If we are honest, The Line Of Best Fit is left reeling (and sweating) at the notion of a reality TV show actually being scripted. Please make it not so. But Alex does look the part; she is tall and super-slim and has eyes the size of tennis balls. During the gig that night, there is a definite skew in the audience, with the males gravitating to her side of the stage. When she bends over to rack up some feedback from her amp, the amount of smartphones thrust into the air is just plain sleazy.
Thankfully, the show is mightily impressive, even if Gehring wrestles with sound problems for almost the entire set. Both her and Frazier’s vocals get sucked into the throbbing guitars, and along with Coborn’s machine-gun drumming, Ringo Deathstarr are a powerful proposition. A recently completed US tour with …Trail Of Dead has tightened them as a unit.
But back in the sweat-box, Elliott is still in a semi-dream state about their triumphant festival debut. “A week before Fuji Rock, we played at a house party,” he remarks, still wrestling with the enormity of the previous day’s events. “I still don’t really think it has sunk in. We are now back here doing our thing. Tonight’s show is a great thing, and we are stepping up here too, but we are used to this. But we had never experienced anything to prepare us for what happened yesterday.”
In fact it is lovely to witness a band in such an exuberant mood. The experience of playing in front of thousands of excited fans has etched deep joy onto their souls. “It was a validating experience too,” Daniel concedes. “My mom doesn’t understand our music, but if I showed her a picture of the crowd then she would say ‘okay, I get it’. There were a million people there, who were there totally for us. I’m not saying we are awesome or deserve it, but it was important.”
So, if Fuji Rock indicates that Ringo Deathstarr, in Japan at least, are very much in the ‘now’, and Sparkler addresses the past, we are intrigued to know about the future. We ask how the next batch of songs is shaping up; “We are trying to do more noise and more pop melodies,” says Elliott. “I think it is going to have a little more of a punk influence,” adds Alex.

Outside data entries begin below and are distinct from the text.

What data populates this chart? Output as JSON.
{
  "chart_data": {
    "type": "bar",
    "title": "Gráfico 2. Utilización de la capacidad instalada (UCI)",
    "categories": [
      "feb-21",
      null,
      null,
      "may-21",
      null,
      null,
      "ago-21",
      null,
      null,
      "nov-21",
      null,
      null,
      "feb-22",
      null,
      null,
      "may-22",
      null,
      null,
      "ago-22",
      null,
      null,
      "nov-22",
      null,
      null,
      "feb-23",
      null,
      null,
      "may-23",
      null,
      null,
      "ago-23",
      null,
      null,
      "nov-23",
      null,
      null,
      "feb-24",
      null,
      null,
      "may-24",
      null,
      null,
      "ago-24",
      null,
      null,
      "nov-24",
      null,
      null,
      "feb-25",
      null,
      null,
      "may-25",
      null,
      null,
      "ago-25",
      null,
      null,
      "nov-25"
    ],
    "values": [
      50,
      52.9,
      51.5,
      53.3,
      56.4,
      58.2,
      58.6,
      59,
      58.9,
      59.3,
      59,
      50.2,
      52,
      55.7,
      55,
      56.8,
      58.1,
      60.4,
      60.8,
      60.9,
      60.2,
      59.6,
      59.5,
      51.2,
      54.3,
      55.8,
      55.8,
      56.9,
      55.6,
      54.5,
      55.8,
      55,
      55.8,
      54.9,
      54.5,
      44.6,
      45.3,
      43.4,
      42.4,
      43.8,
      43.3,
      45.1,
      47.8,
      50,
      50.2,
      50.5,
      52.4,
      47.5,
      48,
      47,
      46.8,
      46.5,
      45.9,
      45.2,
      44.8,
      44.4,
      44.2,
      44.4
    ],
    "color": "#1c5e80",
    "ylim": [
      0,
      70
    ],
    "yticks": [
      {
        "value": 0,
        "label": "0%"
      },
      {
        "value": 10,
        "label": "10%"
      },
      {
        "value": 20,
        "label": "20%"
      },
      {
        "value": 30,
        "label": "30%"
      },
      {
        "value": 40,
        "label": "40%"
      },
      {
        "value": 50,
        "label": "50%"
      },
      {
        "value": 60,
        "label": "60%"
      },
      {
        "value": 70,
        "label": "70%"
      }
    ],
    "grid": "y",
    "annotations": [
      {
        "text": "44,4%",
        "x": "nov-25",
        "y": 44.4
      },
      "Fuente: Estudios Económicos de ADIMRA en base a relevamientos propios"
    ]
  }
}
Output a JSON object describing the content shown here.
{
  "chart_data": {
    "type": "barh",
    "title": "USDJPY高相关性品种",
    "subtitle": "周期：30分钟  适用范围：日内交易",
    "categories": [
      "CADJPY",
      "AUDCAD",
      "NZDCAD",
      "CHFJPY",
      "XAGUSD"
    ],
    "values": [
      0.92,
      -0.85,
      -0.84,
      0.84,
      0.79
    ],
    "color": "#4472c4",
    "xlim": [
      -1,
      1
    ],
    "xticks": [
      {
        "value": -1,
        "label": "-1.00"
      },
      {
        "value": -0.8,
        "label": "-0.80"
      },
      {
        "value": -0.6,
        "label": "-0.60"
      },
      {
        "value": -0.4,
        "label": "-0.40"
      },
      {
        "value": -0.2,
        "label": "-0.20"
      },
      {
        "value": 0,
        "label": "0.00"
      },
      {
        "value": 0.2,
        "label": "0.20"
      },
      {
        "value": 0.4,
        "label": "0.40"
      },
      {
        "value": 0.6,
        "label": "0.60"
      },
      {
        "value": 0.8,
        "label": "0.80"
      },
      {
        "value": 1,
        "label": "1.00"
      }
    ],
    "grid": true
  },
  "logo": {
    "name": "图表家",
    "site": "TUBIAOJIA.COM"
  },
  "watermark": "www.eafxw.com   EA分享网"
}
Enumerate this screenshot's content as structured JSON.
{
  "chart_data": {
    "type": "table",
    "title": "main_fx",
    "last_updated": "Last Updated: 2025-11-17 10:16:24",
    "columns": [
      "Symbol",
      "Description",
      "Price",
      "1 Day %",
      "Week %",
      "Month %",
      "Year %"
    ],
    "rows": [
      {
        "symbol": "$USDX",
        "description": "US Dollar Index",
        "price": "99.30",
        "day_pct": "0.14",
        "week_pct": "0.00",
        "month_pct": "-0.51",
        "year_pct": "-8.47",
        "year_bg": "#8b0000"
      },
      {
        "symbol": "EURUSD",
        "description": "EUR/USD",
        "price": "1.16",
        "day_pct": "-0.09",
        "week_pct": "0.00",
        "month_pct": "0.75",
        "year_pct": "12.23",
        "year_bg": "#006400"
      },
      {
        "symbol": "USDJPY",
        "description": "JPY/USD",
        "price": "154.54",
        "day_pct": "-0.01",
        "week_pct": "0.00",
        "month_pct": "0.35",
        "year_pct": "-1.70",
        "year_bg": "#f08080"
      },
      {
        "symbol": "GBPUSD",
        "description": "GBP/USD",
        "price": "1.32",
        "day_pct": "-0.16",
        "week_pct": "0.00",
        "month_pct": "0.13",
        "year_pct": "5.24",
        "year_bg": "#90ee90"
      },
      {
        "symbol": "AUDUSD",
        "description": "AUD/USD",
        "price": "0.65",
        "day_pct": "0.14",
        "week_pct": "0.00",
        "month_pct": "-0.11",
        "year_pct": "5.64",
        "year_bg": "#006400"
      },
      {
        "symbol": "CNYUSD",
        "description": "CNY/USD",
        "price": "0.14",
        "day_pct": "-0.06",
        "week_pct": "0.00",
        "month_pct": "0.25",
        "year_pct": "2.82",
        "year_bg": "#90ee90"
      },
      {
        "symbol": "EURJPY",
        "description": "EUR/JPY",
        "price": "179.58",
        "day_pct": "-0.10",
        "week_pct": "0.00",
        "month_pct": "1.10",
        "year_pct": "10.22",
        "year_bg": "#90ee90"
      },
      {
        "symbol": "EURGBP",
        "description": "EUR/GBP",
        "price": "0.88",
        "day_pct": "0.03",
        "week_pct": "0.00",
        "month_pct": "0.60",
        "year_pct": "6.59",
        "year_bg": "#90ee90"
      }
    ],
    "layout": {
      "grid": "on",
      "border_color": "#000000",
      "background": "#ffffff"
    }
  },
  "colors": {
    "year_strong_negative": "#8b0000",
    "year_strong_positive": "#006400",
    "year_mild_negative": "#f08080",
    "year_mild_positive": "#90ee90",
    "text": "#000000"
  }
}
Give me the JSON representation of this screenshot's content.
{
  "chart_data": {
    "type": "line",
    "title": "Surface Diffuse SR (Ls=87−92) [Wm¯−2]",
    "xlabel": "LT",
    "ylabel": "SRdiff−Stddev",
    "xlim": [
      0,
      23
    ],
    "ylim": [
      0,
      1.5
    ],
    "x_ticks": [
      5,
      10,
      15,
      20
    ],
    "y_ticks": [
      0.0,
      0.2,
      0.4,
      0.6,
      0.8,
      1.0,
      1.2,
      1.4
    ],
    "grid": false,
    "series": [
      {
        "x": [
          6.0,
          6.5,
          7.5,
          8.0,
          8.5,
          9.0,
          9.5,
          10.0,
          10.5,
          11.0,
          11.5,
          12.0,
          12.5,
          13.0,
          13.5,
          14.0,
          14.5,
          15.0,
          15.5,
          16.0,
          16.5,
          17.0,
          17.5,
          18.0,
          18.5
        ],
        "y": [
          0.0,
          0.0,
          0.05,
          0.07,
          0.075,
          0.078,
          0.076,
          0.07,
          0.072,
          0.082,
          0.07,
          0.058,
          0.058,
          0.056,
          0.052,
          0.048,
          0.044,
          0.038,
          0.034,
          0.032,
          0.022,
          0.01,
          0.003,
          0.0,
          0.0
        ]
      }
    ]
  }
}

It would also seem that Elliott’s vocal might be placed higher in the mix on future songs. “I feel I am more confident as a singer now, and I don’t have to always sing in a hush-hush vocal style,” he admits. “I just never fancied myself as a singer. That’s why I was drawn to singing this way, because I wouldn’t have to draw attention to my voice.” A new album is due out in early 2012: “We have a lot of ideas,” Elliott confesses. “When we get home from this tour, we will let things stew.”
Ringo Deathstarr are a band who have proudly – and openly – worn their musical influences on their sleeves. We do wonder, however, as to whether the ‘real’ Ringo Deathstarr will ever come out into the open, stripped of the need to pay homage to the past. From Elliott’s steely gaze, we immediately get a sense that this is a dumb question and that we haven’t really understood what Ringo Deathstarr are about.
“We are not trying to create a particularly new sound,” he says. “For the next record, maybe imagine My Bloody Valentine mixed with Fugazi and Bad Brains. That’s what we are trying to do, but also getting in some De La Soul and A Tribe Called Quest somehow. We are just trying to do what we like and have fun. Fun is the main thing we do.”